Yes, the series’ messiah of video games can’t help but make an appearance. Whether to serve the same role he did in key moments from the main series or to steal the finishing blow against a movie-original threat, he remains the character the franchise can’t help but point to as the coolest main character around. He’s there to save Asuna from any given threat, and will swoop in to move the plot forward while she watches in the background.
All the while, Asuna looks on, acting more like a companion at best or a damsel in distress at worst. If she’s lucky, she might get to cry in fear of a problem Kirito takes care of; or, talk about how cool he is and how much she wants to follow his exploits, join in on his journey, and otherwise dive head-first into the passenger’s seat while he takes the wheel.
It’s nothing to be surprised by of course — Kirito is and always will be the series’ go-to hero who gets built up as indescribably cool, and every other character won’t shut up about this fact — but it still feels like the laziest move the film could have made. Not only does it lessen the value of the films’ supposed main character, but it also actively tosses any character development she could have experienced into the gutter.
It’s beyond depressing, especially considering Sword Art Online Progressive: Scherzo of Deep Night had a perfect base it could use to develop Asuna further compared to the original show.
In the first film, actual time and effort went toward digging further into what Asuna experienced and how she responded to the life or death situation she was thrust into. She was shown to actively work with people other than Kirito to grow stronger and advance her own adventure by battling monsters and establishing a friendship with her friend Mito who was trapped in the game alongside her.
The second film, meanwhile, seems terrified to allow Asuna’s struggles or ventures take center stage. To be sure, there are a few segments where the focus is put back onto her, but these are quickly shelved so that Kirito can come back into the leading role.
Even her relationship with Mito, which served as a major driver for the first film’s plot, takes a back seat to her interactions with Kirito. The friends’ struggle to move forward following a moment of cowardice by Mito, and the real introspection into how traumatic what they’re going through would be, makes way for moments where Kirito gets to be impossibly awesome while Asuna literally can’t handle how cool and stoic he is.

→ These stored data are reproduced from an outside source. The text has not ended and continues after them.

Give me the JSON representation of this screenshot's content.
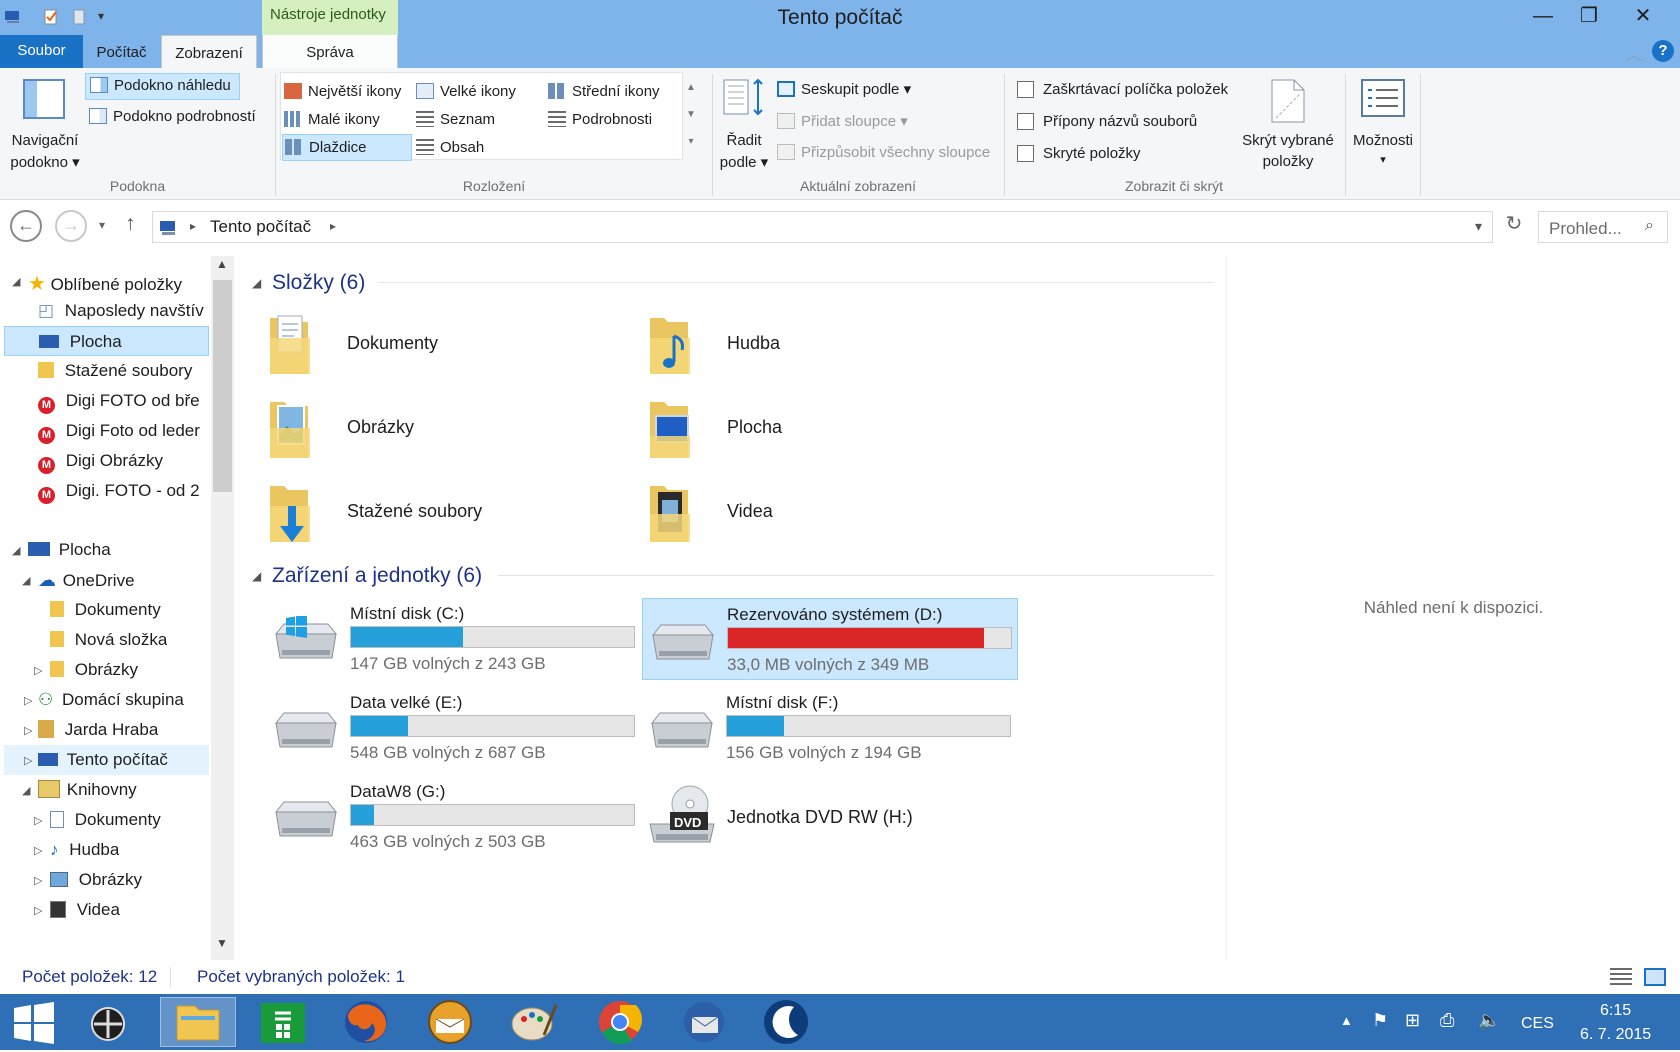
{
  "window": {
    "title": "Tento počítač",
    "context_tab_label": "Nástroje jednotky"
  },
  "tabs": {
    "soubor": "Soubor",
    "pocitac": "Počítač",
    "zobrazeni": "Zobrazení",
    "sprava": "Správa"
  },
  "ribbon": {
    "podokna": {
      "label": "Podokna",
      "nav_pane_line1": "Navigační",
      "nav_pane_line2": "podokno",
      "preview_pane": "Podokno náhledu",
      "details_pane": "Podokno podrobností"
    },
    "rozlozeni": {
      "label": "Rozložení",
      "items": [
        "Největší ikony",
        "Velké ikony",
        "Střední ikony",
        "Malé ikony",
        "Seznam",
        "Podrobnosti",
        "Dlaždice",
        "Obsah"
      ],
      "selected": "Dlaždice"
    },
    "aktualni": {
      "label": "Aktuální zobrazení",
      "sort_line1": "Řadit",
      "sort_line2": "podle",
      "group_by": "Seskupit podle",
      "add_columns": "Přidat sloupce",
      "fit_columns": "Přizpůsobit všechny sloupce"
    },
    "zobrazit": {
      "label": "Zobrazit či skrýt",
      "checkboxes": [
        "Zaškrtávací políčka položek",
        "Přípony názvů souborů",
        "Skryté položky"
      ],
      "hide_selected_line1": "Skrýt vybrané",
      "hide_selected_line2": "položky"
    },
    "options": "Možnosti"
  },
  "address": {
    "crumb": "Tento počítač",
    "search_placeholder": "Prohled..."
  },
  "nav": {
    "favorites": "Oblíbené položky",
    "fav_items": [
      "Naposledy navštív",
      "Plocha",
      "Stažené soubory",
      "Digi FOTO od bře",
      "Digi Foto od leder",
      "Digi Obrázky",
      "Digi. FOTO - od 2"
    ],
    "desktop": "Plocha",
    "onedrive": "OneDrive",
    "onedrive_items": [
      "Dokumenty",
      "Nová složka",
      "Obrázky"
    ],
    "homegroup": "Domácí skupina",
    "user": "Jarda Hraba",
    "this_pc": "Tento počítač",
    "libraries": "Knihovny",
    "lib_items": [
      "Dokumenty",
      "Hudba",
      "Obrázky",
      "Videa"
    ]
  },
  "content": {
    "folders_header": "Složky (6)",
    "folders": [
      "Dokumenty",
      "Hudba",
      "Obrázky",
      "Plocha",
      "Stažené soubory",
      "Videa"
    ],
    "devices_header": "Zařízení a jednotky (6)",
    "drives": [
      {
        "name": "Místní disk (C:)",
        "free": "147 GB volných z 243 GB",
        "used_fraction": 0.395,
        "color": "#26a0da"
      },
      {
        "name": "Rezervováno systémem (D:)",
        "free": "33,0 MB volných z 349 MB",
        "used_fraction": 0.905,
        "color": "#da2626"
      },
      {
        "name": "Data velké (E:)",
        "free": "548 GB volných z 687 GB",
        "used_fraction": 0.2,
        "color": "#26a0da"
      },
      {
        "name": "Místní disk (F:)",
        "free": "156 GB volných z 194 GB",
        "used_fraction": 0.2,
        "color": "#26a0da"
      },
      {
        "name": "DataW8 (G:)",
        "free": "463 GB volných z 503 GB",
        "used_fraction": 0.08,
        "color": "#26a0da"
      }
    ],
    "dvd": {
      "name": "Jednotka DVD RW (H:)",
      "badge": "DVD"
    }
  },
  "preview": {
    "text": "Náhled není k dispozici."
  },
  "status": {
    "count": "Počet položek: 12",
    "selected": "Počet vybraných položek: 1"
  },
  "tray": {
    "lang": "CES",
    "time": "6:15",
    "date": "6. 7. 2015"
  }
}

All of this raises the question of who Sword Art Online Progressive: Scherzo of Deep Night is for, and the simplest answer is that it’s for fans who love what Sword Art Online already offers. It’s still a fun enough film with great animation, and those who enjoy seeing Kirito be an unstoppable force of wish fulfillment won’t leave disappointed.
Everyone else, and especially those hoping to see Asuna take center stage in some new and interesting ways, will need to make peace with the fact that the Progressive film series is and very well may continue to veer away from their most promising selling points. They may still course-correct for future films, but if this movie is any indication, it’s more likely that they’ll play it safe and boring.
Twinfinite was provided with an advance screener of Sword Art Online Progressive: Scherzo of Deep Night by Crunchyroll. The film is set to release in North American theatres on Feb. 3.